Мишка вскочил с койки, вытянул из-под нее сумку с вещами, окунул руки в кожаное нутро. Из сумки, как из рыбьих или животных внутренностей,
— Во! — Мишка извлек наружу узкую серо-синюю змею вязаного шарфа. — Сгодится?
— Ты меня на соучастие не подбивай, — сказал Женька. — Сам говоришь, у меня другая программа.
— А где перетягивать?
— Там, где сонная.
— То есть, узлом, да?
Мишка просунул концы шарфа в сложенную петлю.
— Эй-эй! — поймал за руку его Женька. — Ты сдурел здесь это пробовать? Здесь я тебе не дам. И лучше вообще откажись от этого.
Несколько секунд они смотрели друг другу в глаза.
— Ты мне зачем рассказал про «мультики»? — спросил Мишка.
— Я же не думал…
— Ладно, — Мишка вырвал шарф из пальцев сокомнатника, — в парк пойду.

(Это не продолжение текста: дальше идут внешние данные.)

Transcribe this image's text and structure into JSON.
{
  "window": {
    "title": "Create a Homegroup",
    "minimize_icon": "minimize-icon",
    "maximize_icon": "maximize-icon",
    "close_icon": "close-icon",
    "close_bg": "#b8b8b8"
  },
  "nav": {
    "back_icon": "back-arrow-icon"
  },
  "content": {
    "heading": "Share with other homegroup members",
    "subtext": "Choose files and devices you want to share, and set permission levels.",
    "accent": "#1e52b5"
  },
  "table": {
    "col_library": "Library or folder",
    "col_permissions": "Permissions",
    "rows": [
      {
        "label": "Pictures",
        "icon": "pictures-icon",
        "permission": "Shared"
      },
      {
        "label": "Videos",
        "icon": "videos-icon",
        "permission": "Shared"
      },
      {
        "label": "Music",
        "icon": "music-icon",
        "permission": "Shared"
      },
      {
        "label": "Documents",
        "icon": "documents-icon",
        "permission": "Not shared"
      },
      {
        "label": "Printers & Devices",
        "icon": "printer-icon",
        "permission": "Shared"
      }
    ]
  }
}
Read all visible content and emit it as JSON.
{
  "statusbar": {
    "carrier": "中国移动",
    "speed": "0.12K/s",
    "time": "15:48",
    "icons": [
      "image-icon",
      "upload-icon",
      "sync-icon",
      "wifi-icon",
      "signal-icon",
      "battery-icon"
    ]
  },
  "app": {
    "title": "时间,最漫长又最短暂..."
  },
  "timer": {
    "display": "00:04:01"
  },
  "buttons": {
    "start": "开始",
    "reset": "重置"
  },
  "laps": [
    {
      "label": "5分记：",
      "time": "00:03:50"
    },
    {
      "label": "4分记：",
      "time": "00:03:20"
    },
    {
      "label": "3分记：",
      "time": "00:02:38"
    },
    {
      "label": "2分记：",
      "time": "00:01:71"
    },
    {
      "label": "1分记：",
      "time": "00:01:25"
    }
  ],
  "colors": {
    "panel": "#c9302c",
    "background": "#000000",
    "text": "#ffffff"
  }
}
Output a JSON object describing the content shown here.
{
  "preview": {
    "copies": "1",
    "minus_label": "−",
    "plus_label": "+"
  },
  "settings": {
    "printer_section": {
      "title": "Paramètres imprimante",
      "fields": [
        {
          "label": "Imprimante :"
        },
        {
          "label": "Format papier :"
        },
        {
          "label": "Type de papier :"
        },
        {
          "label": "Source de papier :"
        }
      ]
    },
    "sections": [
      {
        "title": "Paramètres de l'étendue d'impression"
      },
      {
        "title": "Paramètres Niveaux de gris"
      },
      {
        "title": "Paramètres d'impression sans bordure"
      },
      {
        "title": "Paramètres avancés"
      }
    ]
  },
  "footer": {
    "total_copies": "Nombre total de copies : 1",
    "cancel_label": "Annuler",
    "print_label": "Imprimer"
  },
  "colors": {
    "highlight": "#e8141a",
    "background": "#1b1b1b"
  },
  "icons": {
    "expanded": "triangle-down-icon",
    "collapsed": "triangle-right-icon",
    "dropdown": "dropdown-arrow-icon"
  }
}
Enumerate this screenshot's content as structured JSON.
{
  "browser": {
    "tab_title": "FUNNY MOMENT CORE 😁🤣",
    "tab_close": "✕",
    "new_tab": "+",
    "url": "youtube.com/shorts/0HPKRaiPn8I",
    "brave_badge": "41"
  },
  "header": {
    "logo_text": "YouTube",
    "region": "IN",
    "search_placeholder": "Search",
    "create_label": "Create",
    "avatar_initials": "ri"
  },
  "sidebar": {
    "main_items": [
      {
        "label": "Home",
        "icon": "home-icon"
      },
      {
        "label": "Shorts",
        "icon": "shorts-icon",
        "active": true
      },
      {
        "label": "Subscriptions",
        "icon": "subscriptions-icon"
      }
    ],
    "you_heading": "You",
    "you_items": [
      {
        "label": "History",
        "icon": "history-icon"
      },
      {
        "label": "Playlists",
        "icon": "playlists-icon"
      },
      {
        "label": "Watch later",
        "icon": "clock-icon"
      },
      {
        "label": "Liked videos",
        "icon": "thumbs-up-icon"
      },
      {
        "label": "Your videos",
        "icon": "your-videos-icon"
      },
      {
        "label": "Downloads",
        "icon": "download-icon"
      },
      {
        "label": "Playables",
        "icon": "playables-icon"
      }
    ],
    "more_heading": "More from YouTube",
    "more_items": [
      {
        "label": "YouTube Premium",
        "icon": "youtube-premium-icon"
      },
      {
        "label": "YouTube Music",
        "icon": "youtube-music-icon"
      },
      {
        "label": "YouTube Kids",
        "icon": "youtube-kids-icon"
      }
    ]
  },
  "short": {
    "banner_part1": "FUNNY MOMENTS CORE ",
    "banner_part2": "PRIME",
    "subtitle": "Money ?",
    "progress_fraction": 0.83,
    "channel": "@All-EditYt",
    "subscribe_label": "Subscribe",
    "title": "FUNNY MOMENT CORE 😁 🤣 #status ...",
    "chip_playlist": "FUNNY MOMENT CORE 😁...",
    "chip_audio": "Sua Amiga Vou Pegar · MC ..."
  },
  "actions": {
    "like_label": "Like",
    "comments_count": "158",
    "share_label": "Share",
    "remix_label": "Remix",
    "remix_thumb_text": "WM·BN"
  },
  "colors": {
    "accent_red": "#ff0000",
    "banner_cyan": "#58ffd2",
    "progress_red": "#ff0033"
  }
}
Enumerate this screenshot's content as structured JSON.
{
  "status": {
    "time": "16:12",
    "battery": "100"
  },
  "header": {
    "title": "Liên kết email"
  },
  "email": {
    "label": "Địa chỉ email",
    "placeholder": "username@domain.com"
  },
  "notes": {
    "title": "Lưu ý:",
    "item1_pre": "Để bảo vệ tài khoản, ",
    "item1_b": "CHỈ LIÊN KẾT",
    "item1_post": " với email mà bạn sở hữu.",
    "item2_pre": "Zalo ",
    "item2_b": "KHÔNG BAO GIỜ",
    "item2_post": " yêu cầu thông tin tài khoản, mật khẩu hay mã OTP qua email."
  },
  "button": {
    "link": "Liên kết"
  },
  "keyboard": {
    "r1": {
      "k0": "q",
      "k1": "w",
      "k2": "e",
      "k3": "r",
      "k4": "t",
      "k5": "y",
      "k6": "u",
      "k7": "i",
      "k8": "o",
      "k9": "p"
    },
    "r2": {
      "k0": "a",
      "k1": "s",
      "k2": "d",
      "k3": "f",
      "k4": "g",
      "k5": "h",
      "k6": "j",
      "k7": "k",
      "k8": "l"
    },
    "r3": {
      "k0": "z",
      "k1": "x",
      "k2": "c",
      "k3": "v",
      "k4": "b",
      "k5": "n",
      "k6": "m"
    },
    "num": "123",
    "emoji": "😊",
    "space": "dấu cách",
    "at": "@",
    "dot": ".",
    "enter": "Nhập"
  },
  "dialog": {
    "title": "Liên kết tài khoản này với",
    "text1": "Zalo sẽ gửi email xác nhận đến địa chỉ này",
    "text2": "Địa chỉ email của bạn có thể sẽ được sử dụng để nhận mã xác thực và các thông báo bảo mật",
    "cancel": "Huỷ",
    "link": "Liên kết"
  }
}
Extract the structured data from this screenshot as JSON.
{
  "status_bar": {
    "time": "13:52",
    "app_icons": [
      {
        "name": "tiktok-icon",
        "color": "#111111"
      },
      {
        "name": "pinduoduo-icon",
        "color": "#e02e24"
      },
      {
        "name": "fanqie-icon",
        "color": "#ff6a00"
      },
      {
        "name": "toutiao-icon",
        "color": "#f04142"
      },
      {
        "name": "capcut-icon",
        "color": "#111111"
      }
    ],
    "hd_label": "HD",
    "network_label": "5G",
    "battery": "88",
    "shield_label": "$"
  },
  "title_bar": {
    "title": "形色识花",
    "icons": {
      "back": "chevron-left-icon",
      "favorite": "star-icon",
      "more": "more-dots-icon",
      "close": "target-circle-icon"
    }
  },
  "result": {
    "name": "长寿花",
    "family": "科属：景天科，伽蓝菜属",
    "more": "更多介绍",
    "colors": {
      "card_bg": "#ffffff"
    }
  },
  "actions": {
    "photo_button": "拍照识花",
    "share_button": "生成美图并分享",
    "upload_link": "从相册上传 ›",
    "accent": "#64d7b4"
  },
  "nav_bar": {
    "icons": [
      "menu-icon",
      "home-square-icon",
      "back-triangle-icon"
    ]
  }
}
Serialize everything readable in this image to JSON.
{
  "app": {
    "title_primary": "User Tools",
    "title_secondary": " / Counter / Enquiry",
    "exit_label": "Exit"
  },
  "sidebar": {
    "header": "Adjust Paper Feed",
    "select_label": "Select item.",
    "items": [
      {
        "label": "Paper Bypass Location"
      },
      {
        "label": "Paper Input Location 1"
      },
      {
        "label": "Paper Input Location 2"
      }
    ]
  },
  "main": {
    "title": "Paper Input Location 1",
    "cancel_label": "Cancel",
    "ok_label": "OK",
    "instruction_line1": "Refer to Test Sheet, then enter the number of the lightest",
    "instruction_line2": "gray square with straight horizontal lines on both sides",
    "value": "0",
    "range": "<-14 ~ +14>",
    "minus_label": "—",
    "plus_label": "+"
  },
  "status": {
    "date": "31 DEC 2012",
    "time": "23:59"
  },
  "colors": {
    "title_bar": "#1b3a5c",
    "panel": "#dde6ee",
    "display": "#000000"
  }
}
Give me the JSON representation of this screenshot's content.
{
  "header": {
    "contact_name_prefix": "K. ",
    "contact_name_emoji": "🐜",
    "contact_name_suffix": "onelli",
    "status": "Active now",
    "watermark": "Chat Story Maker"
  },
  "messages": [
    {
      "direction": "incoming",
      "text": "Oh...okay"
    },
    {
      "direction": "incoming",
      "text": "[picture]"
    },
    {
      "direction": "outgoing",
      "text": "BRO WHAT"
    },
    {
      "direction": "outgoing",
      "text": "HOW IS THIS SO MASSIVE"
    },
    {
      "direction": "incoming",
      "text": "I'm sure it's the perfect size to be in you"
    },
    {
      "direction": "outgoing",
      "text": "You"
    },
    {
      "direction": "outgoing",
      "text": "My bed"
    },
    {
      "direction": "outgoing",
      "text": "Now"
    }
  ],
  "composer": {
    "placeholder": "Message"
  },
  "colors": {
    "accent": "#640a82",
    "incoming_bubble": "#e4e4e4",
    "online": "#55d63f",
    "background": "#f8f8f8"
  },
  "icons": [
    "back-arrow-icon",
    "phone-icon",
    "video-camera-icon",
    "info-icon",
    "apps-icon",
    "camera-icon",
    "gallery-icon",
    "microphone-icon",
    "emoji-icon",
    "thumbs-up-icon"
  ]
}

Там, надеюсь, мне никто мешать не будет.
— Что ты уперся с этой программой? — спросил Женька, вернувшись к своей сковороде.
— Это не я, это она уперлась в меня, — Мишка одел куртку. — И я ей окажусь не по зубам. А вы оставайтесь здесь, стройте из себя гуру и пожирателей макарон.
— А тебе не кажется…
Договорить Женька не успел, потому что Мишка уже выскочил в коридор.
Семнадцать ступенек, доска объявлений, пост вахтерши, скрипучие стеклянные двери. Снаружи было ветрено, и Мишка застегнул молнию на куртке. Обогнув высотку общежития по растрескавшемуся асфальту, он перебежал дорогу и кривой тропинкой вышел к парку.
Перетянуть, значит, горло.
Дорожки вились вокруг причудливо изгибающегося пруда. Сквозь облетающую листву неухоженных деревьев проглядывал самолет на высоком постаменте. Скамейки где-то были сдвинуты, где-то проломлены. Мишка с трудом нашел уединенную и целую, вынесенную к пологому бережку, под вязом.
Только он сел, как какой-то старичок прошел по дорожке, за ним проехал велосипедист. Словно сговорились.
Мишка освободил шарф из-под куртки. Стянул, ослабил. Нащупал рукой на шее биение крови, вот и жилка.
Черная вода пруда морщилась под ветром. На ней корабликами покачивались листья. За деревьями мелькнула человеческая фигура. Расходились, суки.
Мишка выдохнул, выковырял из кармана бумажку с мантрой. В общем, одной рукой затягивать, другую ближе к глазам. Куэска ти маньяна… Блин, макъяна…
Что это я так быстро? — подумалось вдруг ему. Как наскипидаренный. Не собрался, не приготовился. Родителей не предупредил. Неизвестно же, что будет. Выход за рамки, он куда? Без воды и продуктов…
Ха!
Мишка рассмеялся. Это программа! Конечно же это программа в нем говорит! Вернее, отговаривает. Боится. Да, да, тут нужно не раздумывая, потом будут капать сомнения, всякие срочные дела, обнаружится то, обнаружится се, и он замотается, запудрит себе мозги учебой, работой, семьей, исполняя предписанное.